While errors may jar with us, we all make mistakes, as the irony of the typo in the thread heading shows.
In a website running to several hundred pages, errors are bound to have crept in.
If ever I have cause to complain about something, I discover and write to the person likely to have the most power to get the issue fixed soonest.
It’s unclear why Jones sent the dossier to Hilary McGrady other than that she is Director General. As he had already spent 400 hours (the equivalent of 50 days of full time work) scouring the website, he presumably saw the page which lists senior personnel and their responsibilities. He would have learned that Celia Richardson, Director of Communications and Fundraising “ is responsible for the Trust’s web and digital services”.
One can imagine the chain of events.
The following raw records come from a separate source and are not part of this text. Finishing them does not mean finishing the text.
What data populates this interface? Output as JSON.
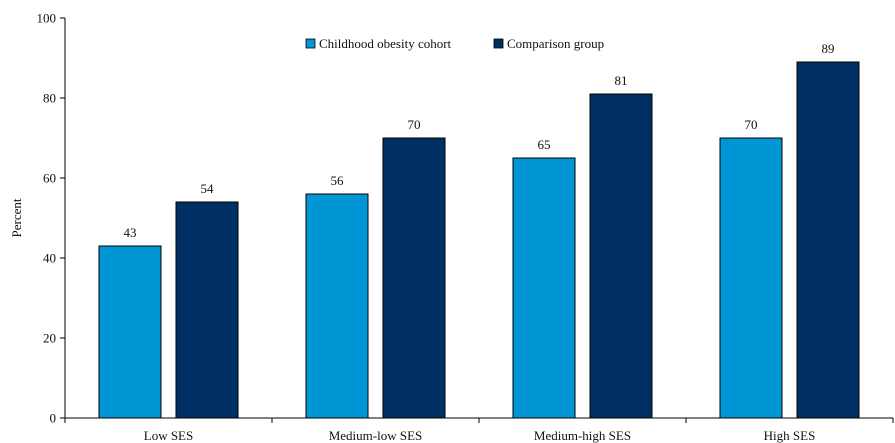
{
  "chart_data": {
    "type": "bar",
    "categories": [
      "Low SES",
      "Medium-low SES",
      "Medium-high SES",
      "High SES"
    ],
    "series": [
      {
        "name": "Childhood obesity cohort",
        "values": [
          43,
          56,
          65,
          70
        ],
        "labels": [
          "43",
          "56",
          "65",
          "70"
        ],
        "color": "#0096d6"
      },
      {
        "name": "Comparison group",
        "values": [
          54,
          70,
          81,
          89
        ],
        "labels": [
          "54",
          "70",
          "81",
          "89"
        ],
        "color": "#003063"
      }
    ],
    "ylabel": "Percent",
    "xlabel": "",
    "ylim": [
      0,
      100
    ],
    "yticks": [
      0,
      20,
      40,
      60,
      80,
      100
    ],
    "ytick_labels": [
      "0",
      "20",
      "40",
      "60",
      "80",
      "100"
    ],
    "grid": false,
    "legend_position": "top-center"
  }
}
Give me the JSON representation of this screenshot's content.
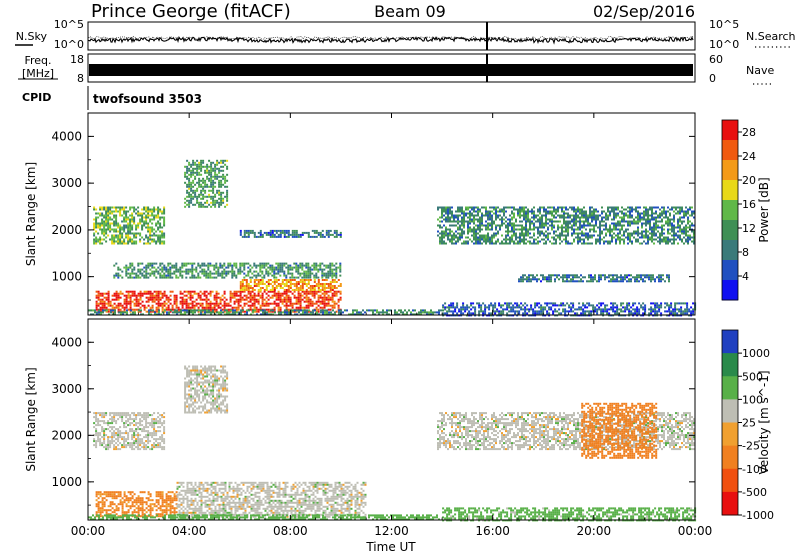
{
  "header": {
    "station": "Prince George (fitACF)",
    "beam": "Beam 09",
    "date": "02/Sep/2016"
  },
  "panels": {
    "nsky_label": "N.Sky",
    "nsearch_label": "N.Search",
    "freq_label_1": "Freq.",
    "freq_label_2": "[MHz]",
    "nave_label": "Nave",
    "cpid_label": "CPID",
    "cpid_value": "twofsound 3503",
    "noise_ticks_left": [
      "10^5",
      "10^0"
    ],
    "noise_ticks_right": [
      "10^5",
      "10^0"
    ],
    "freq_ticks_left": [
      "18",
      "8"
    ],
    "nave_ticks_right": [
      "60",
      "0"
    ]
  },
  "chart_data": [
    {
      "type": "heatmap",
      "title": "",
      "xlabel": "Time UT",
      "ylabel": "Slant Range [km]",
      "x_ticks": [
        "00:00",
        "04:00",
        "08:00",
        "12:00",
        "16:00",
        "20:00",
        "00:00"
      ],
      "x_range_hours": [
        0,
        24
      ],
      "y_ticks": [
        1000,
        2000,
        3000,
        4000
      ],
      "y_range_km": [
        180,
        4500
      ],
      "colorbar": {
        "label": "Power [dB]",
        "ticks": [
          4,
          8,
          12,
          16,
          20,
          24,
          28
        ],
        "range": [
          0,
          30
        ],
        "colors": [
          "#1010f0",
          "#2050c0",
          "#3a7a7a",
          "#3f8f55",
          "#60b848",
          "#e8d818",
          "#f39a18",
          "#f05a10",
          "#e81010"
        ]
      },
      "regions": [
        {
          "t0": 0.3,
          "t1": 10.0,
          "r0": 250,
          "r1": 700,
          "value": 27
        },
        {
          "t0": 6.0,
          "t1": 10.0,
          "r0": 700,
          "r1": 950,
          "value": 22
        },
        {
          "t0": 0.0,
          "t1": 14.0,
          "r0": 180,
          "r1": 300,
          "value": 10
        },
        {
          "t0": 0.2,
          "t1": 3.0,
          "r0": 1700,
          "r1": 2500,
          "value": 14
        },
        {
          "t0": 3.8,
          "t1": 5.5,
          "r0": 2500,
          "r1": 3500,
          "value": 12
        },
        {
          "t0": 1.0,
          "t1": 10.0,
          "r0": 1000,
          "r1": 1300,
          "value": 11
        },
        {
          "t0": 13.8,
          "t1": 24.0,
          "r0": 1700,
          "r1": 2500,
          "value": 10
        },
        {
          "t0": 14.0,
          "t1": 24.0,
          "r0": 180,
          "r1": 450,
          "value": 6
        },
        {
          "t0": 17.0,
          "t1": 23.0,
          "r0": 900,
          "r1": 1050,
          "value": 8
        },
        {
          "t0": 6.0,
          "t1": 10.0,
          "r0": 1850,
          "r1": 2000,
          "value": 8
        }
      ]
    },
    {
      "type": "heatmap",
      "title": "",
      "xlabel": "Time UT",
      "ylabel": "Slant Range [km]",
      "x_ticks": [
        "00:00",
        "04:00",
        "08:00",
        "12:00",
        "16:00",
        "20:00",
        "00:00"
      ],
      "x_range_hours": [
        0,
        24
      ],
      "y_ticks": [
        1000,
        2000,
        3000,
        4000
      ],
      "y_range_km": [
        180,
        4500
      ],
      "colorbar": {
        "label": "Velocity [m s^-1]",
        "ticks": [
          "1000",
          "500",
          "100",
          "25",
          "-25",
          "-100",
          "-500",
          "-1000"
        ],
        "range": [
          -1200,
          1200
        ],
        "colors": [
          "#2040c0",
          "#2a8a4a",
          "#58b048",
          "#bebeb4",
          "#f0a030",
          "#f08020",
          "#f05010",
          "#e81010"
        ]
      },
      "regions": [
        {
          "t0": 0.3,
          "t1": 3.5,
          "r0": 250,
          "r1": 800,
          "value": -120
        },
        {
          "t0": 3.5,
          "t1": 11.0,
          "r0": 250,
          "r1": 1000,
          "value": 0
        },
        {
          "t0": 0.0,
          "t1": 14.0,
          "r0": 180,
          "r1": 300,
          "value": 60
        },
        {
          "t0": 0.2,
          "t1": 3.0,
          "r0": 1700,
          "r1": 2500,
          "value": 0
        },
        {
          "t0": 3.8,
          "t1": 5.5,
          "r0": 2500,
          "r1": 3500,
          "value": 0
        },
        {
          "t0": 13.8,
          "t1": 24.0,
          "r0": 1700,
          "r1": 2500,
          "value": 0
        },
        {
          "t0": 19.5,
          "t1": 22.5,
          "r0": 1500,
          "r1": 2700,
          "value": -300
        },
        {
          "t0": 14.0,
          "t1": 24.0,
          "r0": 180,
          "r1": 450,
          "value": 50
        }
      ]
    }
  ]
}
The dossier arrives on the desk of Grady who asks her secretary to pass it to Richardson who then tasks the staff responsible for web content with correcting the errors. It will take time, human resources and money. Creating and editing webpages requires a very different skill set to proofreading.
We don’t know the tone of any covering letter Jones wrote to accompany to the dossier but it may not have been polite. Nevertheless it should have been acknowledged. Maybe everybody was assuming someone else (or someone else’s secretary) had done it.
Mr Jones took umbrage that his unasked for work wasn’t acknowledged and accorded the importance and priority he thought it deserved so fired off a rude email including a jibe about Grady’s Irish ethnicity.
Richardson (not McGrady) has responded to the DT on X writing:
"Case study for journalism students showing how papers mislead people. Based on a fallacy known as ‘post hoc ergo propter hoc’ meaning ‘after this therefore because of this’, it’s used to imply that sequential events are causal without directly claiming it."
As Esmay says, I suspect Mr Jones has “history” with the NT and this may have been the last straw.
He wasn’t sacked. He had a fit of pique and resigned.
Although it is claimed that Jones found “thousands” of errors on the website, the most the DT journalist Albert Tait can do is point out that web information for visiting one site has the word “toliets” instead of toilets, in another “permanant” instead of permanent and that artist Lucy Madox-Brown’s name has been typed as Maddox. Irritating for the typo pedant but hardly hanging offences.
Tait is junior, worked on local papers from 2022 until 2024 when he got his break with the DT. He hustles for human interest stories. I’m betting Jones went to the paper.